Das POTS am Potsdamer Platz ist gekommen, um der deutschen Küche einen neuen Anstrich zu verleihen. Das Team möchte zeigen, dass man die deutsche Küche höchst mannigfaltig, gar modern erleben kann. Für die tägliche Umsetzung zeichnet sich Christopher Kujanski verantwortlich. In einem ungezwungenen Brasserie-Ambiente kommen deutsche Gerichte mit einem Twist auf den Tisch. Ich habe das POTS besucht und mir einige Gerichte genauer angesehen.
POTS by Dieter Müller und Christopher Kujanski
Am Potsdamer Platz Berlin hat sich in den letzten Jahren ein richtiger kulinarischer Schwerpunkt etablieren können. Mit dem Facil, dem Golvet, dem Frederick’s und dem POTS gibt es viele Anlaufstellen, um einen besonderen Abend zu erleben.

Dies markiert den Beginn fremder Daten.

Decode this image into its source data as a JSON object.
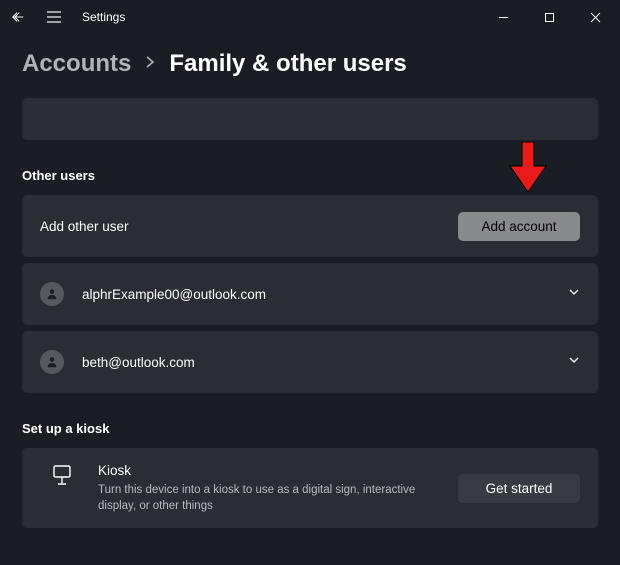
{
  "titlebar": {
    "label": "Settings"
  },
  "breadcrumb": {
    "parent": "Accounts",
    "current": "Family & other users"
  },
  "otherUsers": {
    "heading": "Other users",
    "addRow": {
      "label": "Add other user",
      "button": "Add account"
    },
    "users": [
      {
        "email": "alphrExample00@outlook.com"
      },
      {
        "email": "beth@outlook.com"
      }
    ]
  },
  "kiosk": {
    "heading": "Set up a kiosk",
    "title": "Kiosk",
    "description": "Turn this device into a kiosk to use as a digital sign, interactive display, or other things",
    "button": "Get started"
  }
}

Im letztgenannten Restaurant gibt es seit 2019 ein Konzept, welches sich zum Ziel gesetzt hat, die deutsche Küche im modernen Gewand darzustellen. An einem Ort wie Berlin, in dem an jeder Ecker die Fusion-Küche wieder Einzug gehalten hat, dürfte es schwierig sein, gute Beispiele zu finden, die genau typisch deutsch sind.
Kommen wir zuerst zu dem Erscheinungsbild, denn die Optik ist im POTS sagenhaft.

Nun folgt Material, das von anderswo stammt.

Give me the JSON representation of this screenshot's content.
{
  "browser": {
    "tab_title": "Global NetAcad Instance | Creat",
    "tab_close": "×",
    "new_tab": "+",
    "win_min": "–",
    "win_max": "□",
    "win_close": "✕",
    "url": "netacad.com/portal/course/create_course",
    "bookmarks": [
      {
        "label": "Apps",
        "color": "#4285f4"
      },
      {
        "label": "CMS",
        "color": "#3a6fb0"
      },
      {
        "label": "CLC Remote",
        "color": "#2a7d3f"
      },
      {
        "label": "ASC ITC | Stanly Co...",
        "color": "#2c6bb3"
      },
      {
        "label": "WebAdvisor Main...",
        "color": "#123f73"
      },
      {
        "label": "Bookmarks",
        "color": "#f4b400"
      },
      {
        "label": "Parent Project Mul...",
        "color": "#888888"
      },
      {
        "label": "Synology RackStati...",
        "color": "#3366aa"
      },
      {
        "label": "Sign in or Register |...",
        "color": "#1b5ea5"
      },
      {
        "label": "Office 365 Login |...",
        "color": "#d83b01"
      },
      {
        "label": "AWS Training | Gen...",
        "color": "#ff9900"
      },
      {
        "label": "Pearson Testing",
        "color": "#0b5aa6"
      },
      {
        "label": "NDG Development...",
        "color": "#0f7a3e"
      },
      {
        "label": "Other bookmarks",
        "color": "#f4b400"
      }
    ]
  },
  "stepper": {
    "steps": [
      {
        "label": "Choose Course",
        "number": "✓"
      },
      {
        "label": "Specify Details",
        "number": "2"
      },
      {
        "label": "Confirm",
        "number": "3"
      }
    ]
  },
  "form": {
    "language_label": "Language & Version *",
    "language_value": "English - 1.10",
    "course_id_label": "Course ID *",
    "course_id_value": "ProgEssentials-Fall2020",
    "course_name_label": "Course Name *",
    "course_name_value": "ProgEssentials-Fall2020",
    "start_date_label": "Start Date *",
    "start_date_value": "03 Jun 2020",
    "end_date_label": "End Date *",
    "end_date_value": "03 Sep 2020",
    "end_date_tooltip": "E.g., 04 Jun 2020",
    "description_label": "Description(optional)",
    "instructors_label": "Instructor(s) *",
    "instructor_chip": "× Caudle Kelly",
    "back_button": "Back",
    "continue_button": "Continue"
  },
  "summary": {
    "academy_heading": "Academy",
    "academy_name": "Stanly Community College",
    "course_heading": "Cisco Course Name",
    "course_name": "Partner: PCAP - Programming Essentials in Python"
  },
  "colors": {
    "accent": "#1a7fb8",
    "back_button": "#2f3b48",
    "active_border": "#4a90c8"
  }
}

Inside POTS – Stylisch • Chic • Offen
Das Restaurants ist weiträumig und lässt tief in die Geschehnisse der offenen Küche blicken. Als ich selbst einmal in solch einer Küche gearbeitet hatte, war ich nach kurzer Zeit ein großer Fan dieser Showküchen. Denn der Koch kann direkt sehen, wie die eigenen Kreationen ankommen und teilweise mit den Gästen interagieren. Christopher ist ein sehr kommunikativer Herdkünstler, der ganz sicher nichts gegen solche Interaktion mit dem Gast hat.
Im lang gestreckten Gastraum befinden sich in schwarz gehaltene Tische in Bistrolook mit edlen, gepolsterten Holzstühlen mit Lederbezug.
Am Rand bieten Separees die Möglichkeit in kleinen Gruppen einzukehren, um am größeren, runden Tisch platzzunehmen. Alles in allem bietet das POTS ein modernes und optisch reizvolles Ambiente mit vielen sichtbaren, aber auch versteckten Details im Design.
Den Namen hat das POTS im Übrigen aufgrund der Lokalität an dem sich das Restaurant befindet – dem Potsdamer Platz. Natürlich würden viele denken, wären die unzähligen sichtbaren Töpfe in Kupfer, die sogar als Tablett für das Eindecken des Bestecks dienen, Grund für die Namensgebung. Dem ist jedoch nicht so.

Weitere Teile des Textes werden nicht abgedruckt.